By Tom Hussain, McClatchy Newspapers –
ISLAMABAD, Pakistan — Pakistani Islamist militants on Sunday pledged to cease their four-year insurgency against Pakistani security forces, and join the Taliban’s war against NATO troops in Afghanistan.
The agreement reunited four major Pakistan-based militant factions under the flag of Mullah Mohammed Omar, the Taliban chief, an announcement by the militants said.
Security experts in Islamabad said the agreement to end the insurgency with Pakistan was a dual-purpose tactical move by the Taliban.
It has lost hundreds of fighters during a two-year surge of U.S. forces in its southern Afghanistan strongholds.
The Pakistani militants, too, have been pummeled by security forces since 2009, and by late 2011 had splintered into dozens of factions without a unified command. The agreement coincided with discrete negotiations between the Pakistani militants and the government in Islamabad, held since October.
The pact would enable Mullah Omar to reinforce the Taliban ranks, while the pledged cessation of attacks against the Pakistani security forces would allow the militants greater freedom to launch cross-border attacks into Afghanistan.
“It will take a lot of pressure off the militants, and deepen the tensions between the U.S. and Pakistan,” said Mansur Mahsud, director of research at the Fata Research Center, an independent think tank. “There will be angry complaints by the Americans, and counter-accusations by Pakistan that NATO isn’t stopping raids by Pakistani insurgents from Afghan territory.”
Taliban sources said three heavyweight militants mediated the intra-militant pact, reached after a month-and-a-half of reportedly tense negotiations: Abu Yahya al Libbi of al Qaida, and Maulana Mansoor and Siraj-ud-Din Haqqani of the Taliban.
The agreement bound together the factions, which previously had occasionally fought each other over territory, into a consultative council based in the twin Pakistani tribal regions of North and South Waziristan.

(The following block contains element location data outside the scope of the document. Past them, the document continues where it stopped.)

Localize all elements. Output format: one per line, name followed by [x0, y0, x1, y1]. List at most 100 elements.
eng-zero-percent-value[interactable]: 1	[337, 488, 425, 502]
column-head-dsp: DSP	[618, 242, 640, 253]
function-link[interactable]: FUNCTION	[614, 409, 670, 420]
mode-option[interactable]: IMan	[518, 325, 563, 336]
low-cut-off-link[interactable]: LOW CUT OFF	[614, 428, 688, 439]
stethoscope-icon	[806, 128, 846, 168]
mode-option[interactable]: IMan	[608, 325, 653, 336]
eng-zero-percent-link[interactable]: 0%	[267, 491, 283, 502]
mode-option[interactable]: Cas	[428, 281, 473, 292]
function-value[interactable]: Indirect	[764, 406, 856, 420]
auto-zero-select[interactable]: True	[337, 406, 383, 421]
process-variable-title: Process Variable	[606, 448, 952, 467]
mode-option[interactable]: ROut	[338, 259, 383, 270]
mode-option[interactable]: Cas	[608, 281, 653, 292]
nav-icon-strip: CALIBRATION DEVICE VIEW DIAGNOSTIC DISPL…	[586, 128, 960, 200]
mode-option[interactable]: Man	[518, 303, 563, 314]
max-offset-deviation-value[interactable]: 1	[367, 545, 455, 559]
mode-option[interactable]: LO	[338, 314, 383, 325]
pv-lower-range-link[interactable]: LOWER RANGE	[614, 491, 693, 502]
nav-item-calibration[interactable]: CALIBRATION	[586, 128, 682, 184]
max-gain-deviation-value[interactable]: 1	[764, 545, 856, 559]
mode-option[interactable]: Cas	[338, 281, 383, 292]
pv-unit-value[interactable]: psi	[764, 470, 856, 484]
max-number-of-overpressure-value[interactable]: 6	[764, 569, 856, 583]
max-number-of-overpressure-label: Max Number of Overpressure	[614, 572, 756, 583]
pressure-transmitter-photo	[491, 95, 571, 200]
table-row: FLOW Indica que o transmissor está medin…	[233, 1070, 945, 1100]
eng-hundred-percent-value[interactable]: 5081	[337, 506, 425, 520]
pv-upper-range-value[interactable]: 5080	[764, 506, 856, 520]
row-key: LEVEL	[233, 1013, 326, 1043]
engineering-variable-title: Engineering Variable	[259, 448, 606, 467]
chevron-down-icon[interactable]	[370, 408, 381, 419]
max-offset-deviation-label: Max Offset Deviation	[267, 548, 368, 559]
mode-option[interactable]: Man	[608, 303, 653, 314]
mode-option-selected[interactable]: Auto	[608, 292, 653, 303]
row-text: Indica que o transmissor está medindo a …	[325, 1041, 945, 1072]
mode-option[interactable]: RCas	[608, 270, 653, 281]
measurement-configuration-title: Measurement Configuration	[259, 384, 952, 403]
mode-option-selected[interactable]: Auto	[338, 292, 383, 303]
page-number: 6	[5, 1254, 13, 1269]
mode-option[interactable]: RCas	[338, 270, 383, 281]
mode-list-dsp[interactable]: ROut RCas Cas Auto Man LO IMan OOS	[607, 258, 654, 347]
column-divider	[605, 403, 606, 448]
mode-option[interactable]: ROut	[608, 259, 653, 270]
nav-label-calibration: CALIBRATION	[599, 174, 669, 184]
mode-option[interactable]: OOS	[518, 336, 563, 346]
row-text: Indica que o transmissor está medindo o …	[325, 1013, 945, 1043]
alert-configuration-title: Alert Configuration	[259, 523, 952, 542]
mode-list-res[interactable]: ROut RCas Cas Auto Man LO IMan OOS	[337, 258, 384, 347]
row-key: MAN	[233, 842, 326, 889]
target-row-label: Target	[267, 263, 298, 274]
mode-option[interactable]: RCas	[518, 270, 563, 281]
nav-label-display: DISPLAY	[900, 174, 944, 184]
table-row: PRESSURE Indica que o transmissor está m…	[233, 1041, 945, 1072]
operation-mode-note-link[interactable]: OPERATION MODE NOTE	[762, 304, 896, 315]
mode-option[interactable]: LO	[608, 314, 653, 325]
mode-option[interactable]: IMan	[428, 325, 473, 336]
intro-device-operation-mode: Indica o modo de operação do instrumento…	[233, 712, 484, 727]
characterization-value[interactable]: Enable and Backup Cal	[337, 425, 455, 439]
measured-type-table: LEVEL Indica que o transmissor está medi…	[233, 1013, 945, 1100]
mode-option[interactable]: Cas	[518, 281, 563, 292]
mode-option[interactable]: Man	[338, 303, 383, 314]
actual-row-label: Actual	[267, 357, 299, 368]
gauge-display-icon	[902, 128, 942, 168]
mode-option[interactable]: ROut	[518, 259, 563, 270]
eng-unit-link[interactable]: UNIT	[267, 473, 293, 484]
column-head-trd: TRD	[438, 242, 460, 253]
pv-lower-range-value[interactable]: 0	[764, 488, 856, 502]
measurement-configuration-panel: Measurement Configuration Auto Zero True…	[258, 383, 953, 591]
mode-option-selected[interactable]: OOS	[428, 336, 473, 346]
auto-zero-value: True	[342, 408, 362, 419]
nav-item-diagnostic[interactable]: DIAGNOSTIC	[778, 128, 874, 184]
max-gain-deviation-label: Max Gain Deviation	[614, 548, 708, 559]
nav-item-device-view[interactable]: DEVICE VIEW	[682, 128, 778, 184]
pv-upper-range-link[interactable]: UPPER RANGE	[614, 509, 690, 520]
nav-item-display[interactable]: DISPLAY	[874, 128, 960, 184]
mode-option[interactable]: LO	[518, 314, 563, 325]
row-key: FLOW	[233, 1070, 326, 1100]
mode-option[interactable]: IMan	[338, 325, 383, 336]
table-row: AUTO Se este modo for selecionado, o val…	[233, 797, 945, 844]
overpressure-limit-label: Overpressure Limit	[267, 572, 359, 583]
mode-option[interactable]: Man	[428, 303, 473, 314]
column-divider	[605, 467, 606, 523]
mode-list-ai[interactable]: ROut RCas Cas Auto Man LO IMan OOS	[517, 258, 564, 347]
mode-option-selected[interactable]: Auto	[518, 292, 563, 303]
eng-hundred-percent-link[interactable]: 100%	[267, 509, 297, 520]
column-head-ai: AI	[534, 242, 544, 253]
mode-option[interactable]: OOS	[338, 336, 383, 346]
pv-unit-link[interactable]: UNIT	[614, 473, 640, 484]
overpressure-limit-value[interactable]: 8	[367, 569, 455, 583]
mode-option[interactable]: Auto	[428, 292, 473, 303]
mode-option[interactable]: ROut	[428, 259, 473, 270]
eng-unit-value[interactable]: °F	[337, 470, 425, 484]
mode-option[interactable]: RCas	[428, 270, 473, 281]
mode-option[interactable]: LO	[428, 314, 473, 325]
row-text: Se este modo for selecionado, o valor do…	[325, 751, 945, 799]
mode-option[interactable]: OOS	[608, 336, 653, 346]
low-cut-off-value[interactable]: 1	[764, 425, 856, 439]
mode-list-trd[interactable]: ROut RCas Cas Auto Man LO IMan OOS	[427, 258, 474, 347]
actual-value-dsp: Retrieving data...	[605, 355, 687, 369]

The regions, notorious as Taliban safe havens, are under constant surveillance by U.S. intelligence and, since 2004, have been the focal point of CIA drone-launched attacks.
The drone warfare has increased tensions, largely over contentions that innocent civilians have died in those attacks.
Meanwhile, relations between Pakistan and the U.S. hit rock bottom following the killings of 25 Pakistani troops by American forces in November in a friendly fire incident on the border with Afghanistan.
Pakistan was infuriated further when a Pentagon investigation, which it had declined to join, found that Pakistani troops had fired first in the incident, which was blamed on poor coordination.
For some time now, Pakistan has resisted American pressure to launch military operations against Afghan militants and their allies in North Waziristan, saying the 147,000 troops it has deployed to the tribal areas are overstretched.
However, U.S. officials have repeatedly asserted the reluctance reflects a covert alliance between Pakistan’s security forces and the Taliban — in particular, the Haqqani Network, which draws fighters from the Waziristans.
The network brokered a peace agreement between its allies and the Pakistani security forces in 2006, ending two years of fighting.
The Waziristan council’s first order of business was to reassert the Taliban’s writ over Pakistani splinter groups, according to a pamphlet distributed in North Waziristan over the weekend.